Estas adaptaciones, esos cortes, esas expurgaciones de textos clásicos son maneras de abordar el texto distintas de la que se practicaba en el siglo XVII. Racine no adaptaba a Sófocles. Tenía en cuenta la versión del mito que Sófocles escribió, para ofrecer la suya, como Sófocles tuvo en cuenta a Esquilo para escribir su obra. Cada obra con un tema de mitología griega reescribe el mito, teniendo en cuenta escrituras precedentes. En verdad, ¿son versiones de un mito? No, son el mito contado en un determinado momento, de una determinada manera o formo. El mito, "en sí", no existe, fuera de las narraciones orales o escritas. No existe un "mito originario", del que se ofrecen "versiones", sino que el mito se compone a medida que se cuenta, se escribe y se escenifica, en un ritual, una imagen, una obra de teatro. El mito "está" en los textos, vive o revive en éstos. El mito es un relato intemporal pero que solo conocemos a través de las narraciones temporales. En este caso, cada época, cada cultura cuenta el mito a su manera, y esta manera personal o peculiar es el mito, forma parte del mito que no existe fuera de la narración, en un hipotético lugar ideal. No existe un "primer" mito. Cada narración, cada puesta en escena es "el" mito.

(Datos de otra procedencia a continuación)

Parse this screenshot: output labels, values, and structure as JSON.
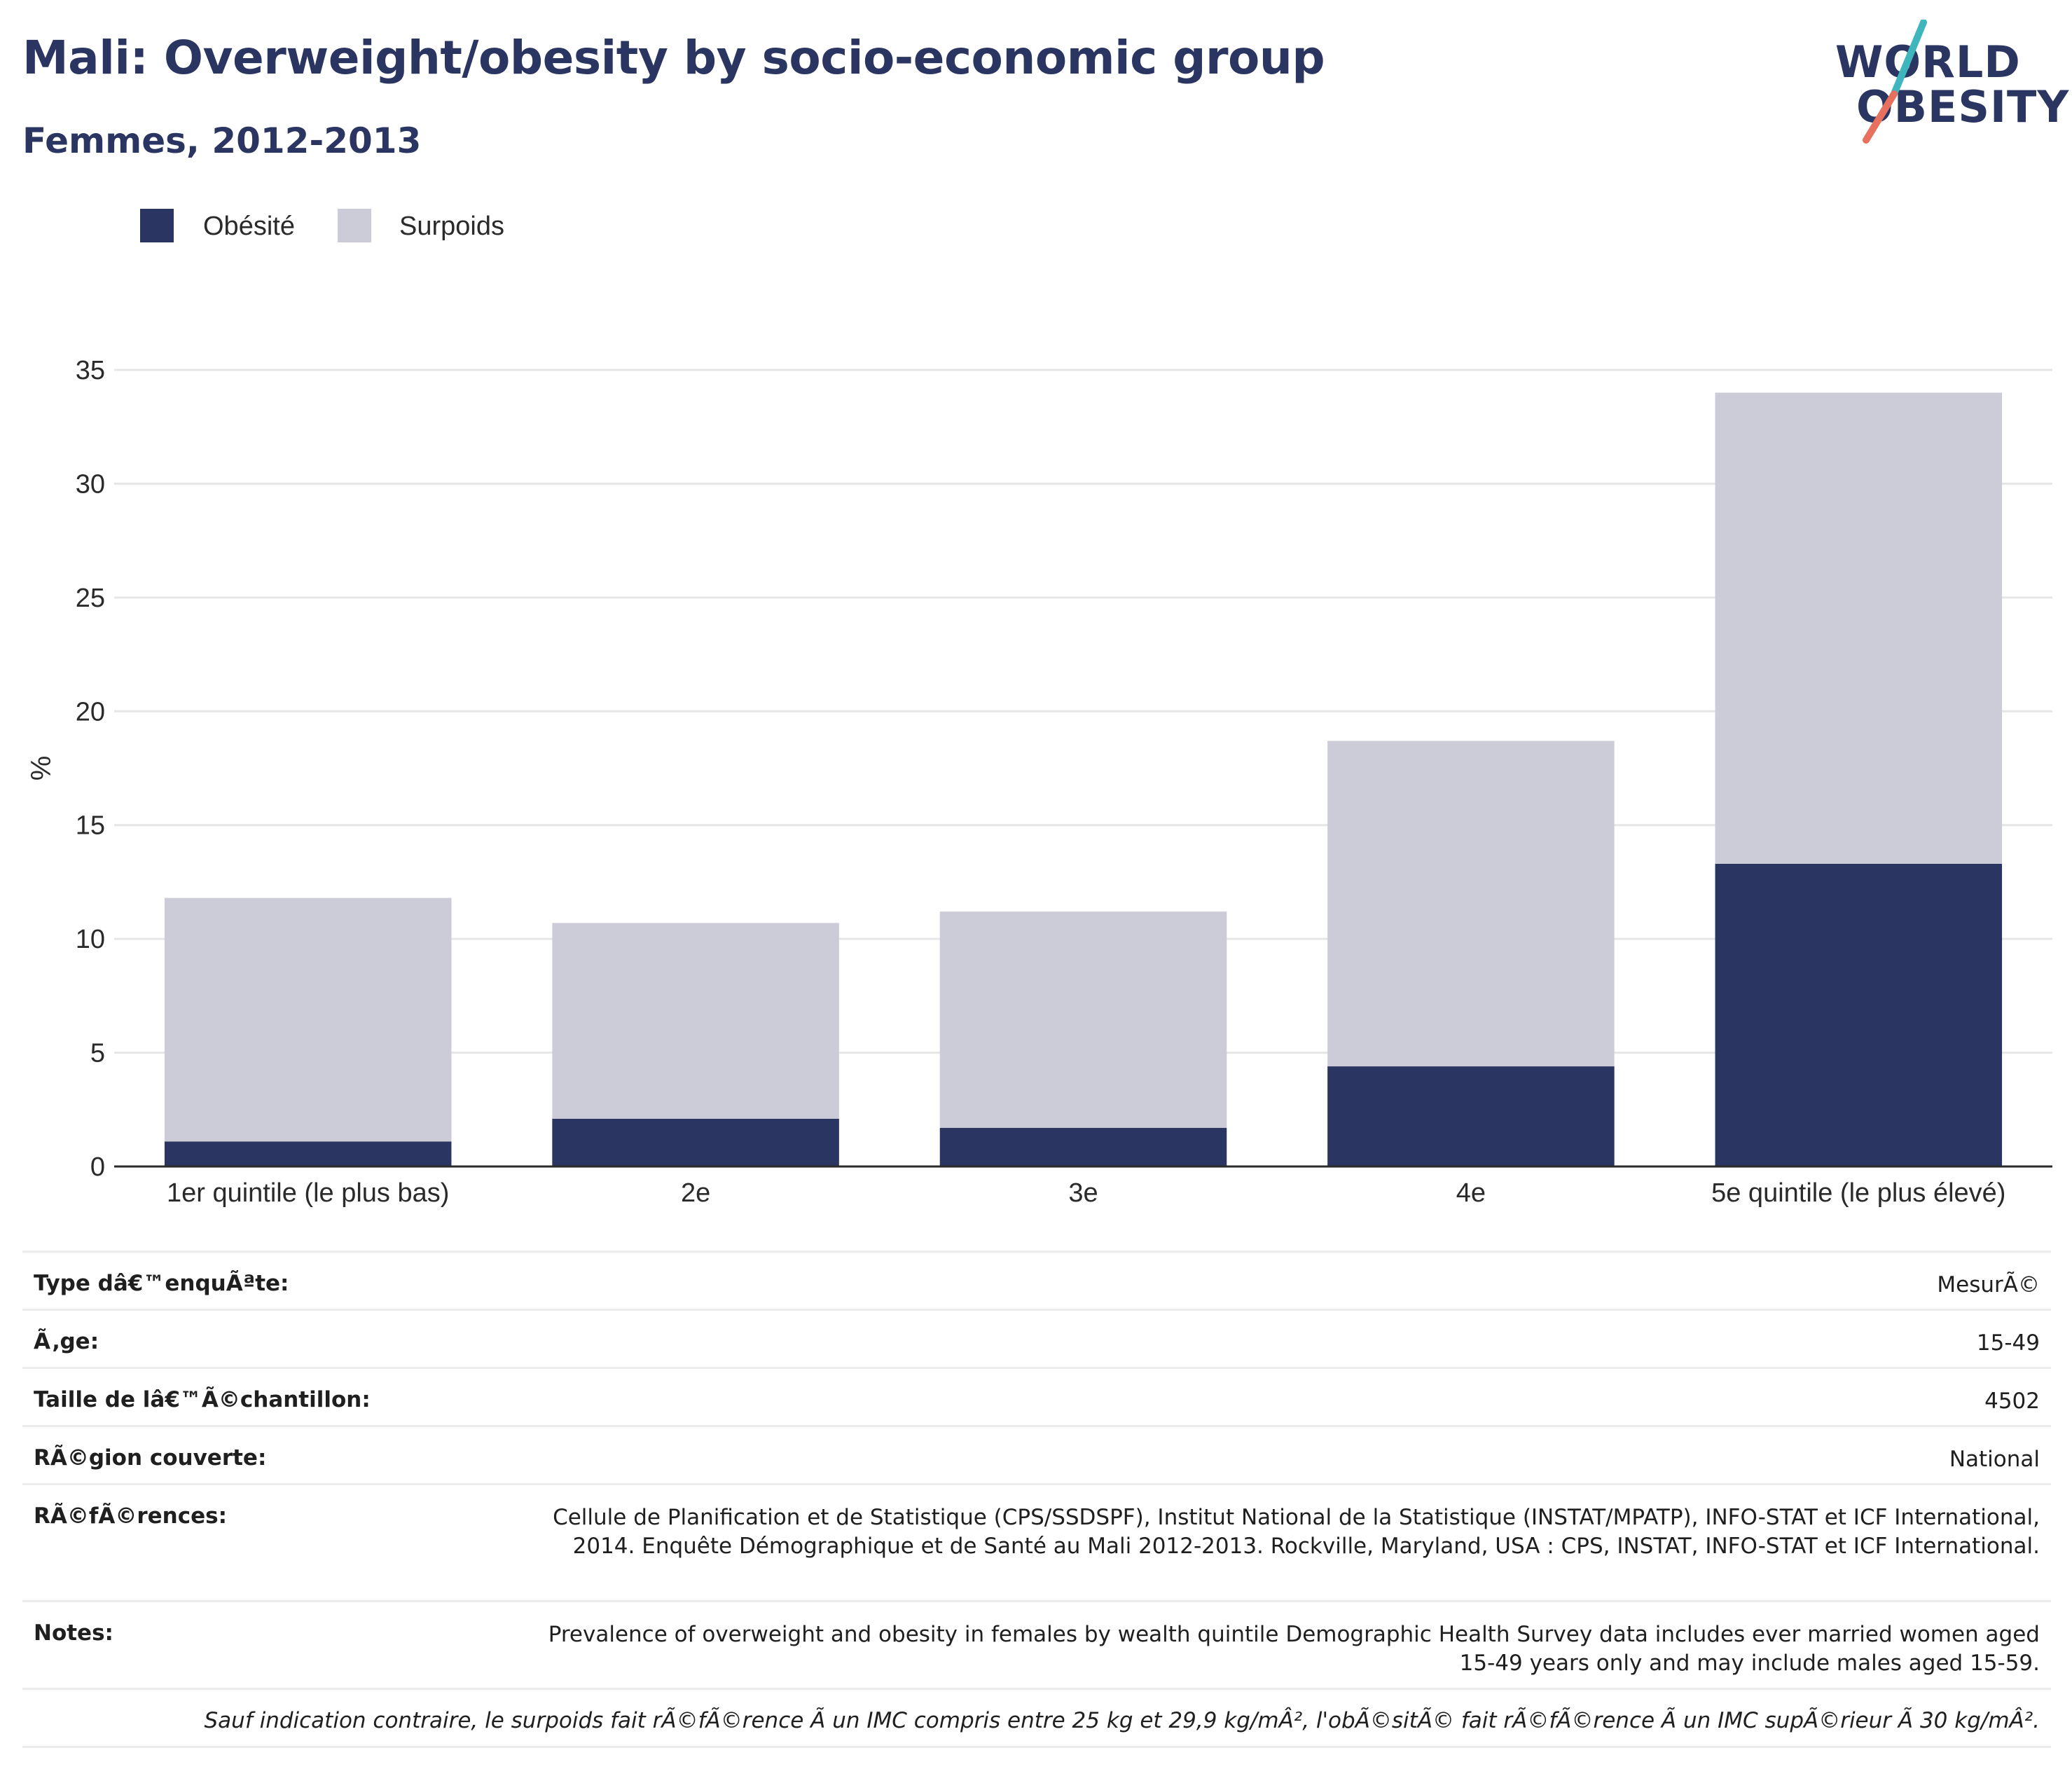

Por el contrario, las adaptaciones modernas de textos clásicos se refieren a éstos, cuando deberían referirse al mito, es decir, a la suma de narraciones anteriores a las que se sumaría, con igual legitimidad, una nueva manera de contarlo, otra manera, inevitablemente distinta. Pero es obvio que Los pájaros de Aristófanes, como la mayoría de las comedias de este autor, se nutren de referentes míticos, sin duda, pero no interpretan ningún mito en concreto. Por tanto, no se puede prescindir del texto de Aristófanes a la hora de interpretarlo -si se pone en escena una obra titulada Los pájaros, o con cualquier título idéntico al de una obra clásica a la que obviamente se remite. Hay que atender a lo que dice, respetarlo, aportando cuantos datos, cuantas notas sean necesarias para entenderlo. Pero no se pueden alterar las palabras ni la densidad y textura del texto, pues no existe, al igual que el mito, un relato ideal del que Aristófanes ofrece una versión, sino que el relato es lo que Aristófanes escribió. Si queremos poner en escena su texto, se tiene que contar tal como se escribió -en traducción, sin embargo, traicionándolo, inevitable pero aun mesuradamente-. Si, por el contrario, se quieren trasmitir unas determinadas ideas, el texto debe escribirse de nuevo, mas ya no se trata de un determinado texto clásico, ni se tiene que anunciar así, sino un texto de un autor moderno. Que tenga o no interés, es otro "tema".